Net loss for Q3 FY2025 was $7.6 million, a significant improvement from prior periods, with no new goodwill impairment.
Financial highlights
Q3 net sales: $236.8 million, up from $215.4 million in Q2 and $200.9 million in Q3 last year; gross margin: 52.4% non-GAAP, 51.1% GAAP; operating margin: 18.3% non-GAAP, 7.5% GAAP.
Adjusted EBITDA was $51.1 million (21.6% margin), up from $40.5 million (18.8%) in Q2 and $28.1 million (14.0%) in Q3 last year.
Net earnings per share were $0.26 non-GAAP, up from $0.11 in Q2 and $0.02 in Q3 last year; GAAP diluted loss per share was $0.10.
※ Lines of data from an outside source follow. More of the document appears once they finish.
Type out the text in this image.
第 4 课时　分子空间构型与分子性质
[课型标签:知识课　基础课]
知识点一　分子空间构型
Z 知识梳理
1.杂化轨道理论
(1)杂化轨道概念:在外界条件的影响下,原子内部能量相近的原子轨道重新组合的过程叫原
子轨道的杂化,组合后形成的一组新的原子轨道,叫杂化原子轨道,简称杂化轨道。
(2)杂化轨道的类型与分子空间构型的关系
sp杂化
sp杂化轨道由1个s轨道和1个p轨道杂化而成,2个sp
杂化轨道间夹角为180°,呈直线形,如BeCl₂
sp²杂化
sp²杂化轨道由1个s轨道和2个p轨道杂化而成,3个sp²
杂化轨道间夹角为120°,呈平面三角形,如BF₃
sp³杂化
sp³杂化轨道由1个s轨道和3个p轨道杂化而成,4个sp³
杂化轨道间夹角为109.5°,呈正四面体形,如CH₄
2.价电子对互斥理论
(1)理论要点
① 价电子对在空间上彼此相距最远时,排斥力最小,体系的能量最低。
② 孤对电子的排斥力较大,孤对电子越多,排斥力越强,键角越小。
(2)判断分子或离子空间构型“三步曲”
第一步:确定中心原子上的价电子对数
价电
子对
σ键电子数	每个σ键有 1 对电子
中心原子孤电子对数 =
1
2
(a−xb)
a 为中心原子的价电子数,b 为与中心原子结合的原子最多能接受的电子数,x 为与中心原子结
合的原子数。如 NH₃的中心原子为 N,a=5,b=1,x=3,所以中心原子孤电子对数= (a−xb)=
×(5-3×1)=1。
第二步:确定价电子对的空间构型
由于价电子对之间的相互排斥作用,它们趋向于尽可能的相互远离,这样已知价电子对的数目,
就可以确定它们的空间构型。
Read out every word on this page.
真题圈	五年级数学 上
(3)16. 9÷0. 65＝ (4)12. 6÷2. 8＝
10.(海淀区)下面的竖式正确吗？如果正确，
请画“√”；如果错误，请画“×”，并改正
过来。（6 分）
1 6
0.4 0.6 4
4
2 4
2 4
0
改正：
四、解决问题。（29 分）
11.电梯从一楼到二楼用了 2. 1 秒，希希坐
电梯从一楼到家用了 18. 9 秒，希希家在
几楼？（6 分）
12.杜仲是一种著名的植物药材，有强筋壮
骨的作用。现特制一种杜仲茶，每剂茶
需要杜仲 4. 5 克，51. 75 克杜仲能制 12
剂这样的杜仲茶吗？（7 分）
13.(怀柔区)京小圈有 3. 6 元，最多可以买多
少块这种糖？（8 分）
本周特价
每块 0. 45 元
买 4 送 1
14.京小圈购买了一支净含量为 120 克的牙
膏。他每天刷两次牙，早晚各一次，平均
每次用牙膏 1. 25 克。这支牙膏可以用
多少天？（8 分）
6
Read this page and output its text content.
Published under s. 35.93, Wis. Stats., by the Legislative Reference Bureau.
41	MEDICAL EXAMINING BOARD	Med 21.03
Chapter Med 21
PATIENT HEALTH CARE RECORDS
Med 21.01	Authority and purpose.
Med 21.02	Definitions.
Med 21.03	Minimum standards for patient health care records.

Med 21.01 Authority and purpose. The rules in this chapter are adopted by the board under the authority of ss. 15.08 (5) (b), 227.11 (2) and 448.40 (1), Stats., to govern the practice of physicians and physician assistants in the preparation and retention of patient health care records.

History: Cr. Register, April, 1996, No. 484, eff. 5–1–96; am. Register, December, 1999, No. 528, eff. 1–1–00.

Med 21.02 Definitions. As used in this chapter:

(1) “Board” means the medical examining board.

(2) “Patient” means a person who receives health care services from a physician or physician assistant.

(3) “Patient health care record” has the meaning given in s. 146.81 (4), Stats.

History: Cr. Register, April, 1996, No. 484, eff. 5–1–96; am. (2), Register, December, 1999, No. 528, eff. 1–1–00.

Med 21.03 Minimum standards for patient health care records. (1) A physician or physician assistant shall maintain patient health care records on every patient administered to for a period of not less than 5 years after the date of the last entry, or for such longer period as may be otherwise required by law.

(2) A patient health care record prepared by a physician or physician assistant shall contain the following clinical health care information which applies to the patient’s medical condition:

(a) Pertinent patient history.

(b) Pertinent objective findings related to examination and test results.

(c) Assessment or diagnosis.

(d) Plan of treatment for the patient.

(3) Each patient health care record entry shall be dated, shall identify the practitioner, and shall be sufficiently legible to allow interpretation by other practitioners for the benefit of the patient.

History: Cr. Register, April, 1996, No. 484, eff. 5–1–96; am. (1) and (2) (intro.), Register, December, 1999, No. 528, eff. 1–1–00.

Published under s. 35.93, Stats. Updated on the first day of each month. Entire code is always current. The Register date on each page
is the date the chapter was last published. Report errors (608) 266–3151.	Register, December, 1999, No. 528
Operating and free cash flow were $29.6 million and $29.1 million, respectively; cash balance at quarter end was $136.5 million.
Operating expenses were $103.2 million GAAP, $80.6 million non-GAAP; interest expense was $20.3 million GAAP, $18.4 million non-GAAP.
Outlook and guidance
Q4 net sales expected at $250 million ± $5 million, with infrastructure and industrial leading growth and high-end consumer down due to seasonality.
Non-GAAP gross margin expected at 52.8% ± 50 bps, operating margin at 19.7% ± 70 bps, and adjusted EBITDA margin at 22.8% ± 70 bps.
Non-GAAP diluted EPS guidance is $0.32 ± $0.03 on 80 million shares; normalized non-GAAP tax rate for FY25 set at 15%.
Management expects sufficient liquidity for at least the next 12 months, with $136.5 million in cash and $287.2 million in undrawn credit.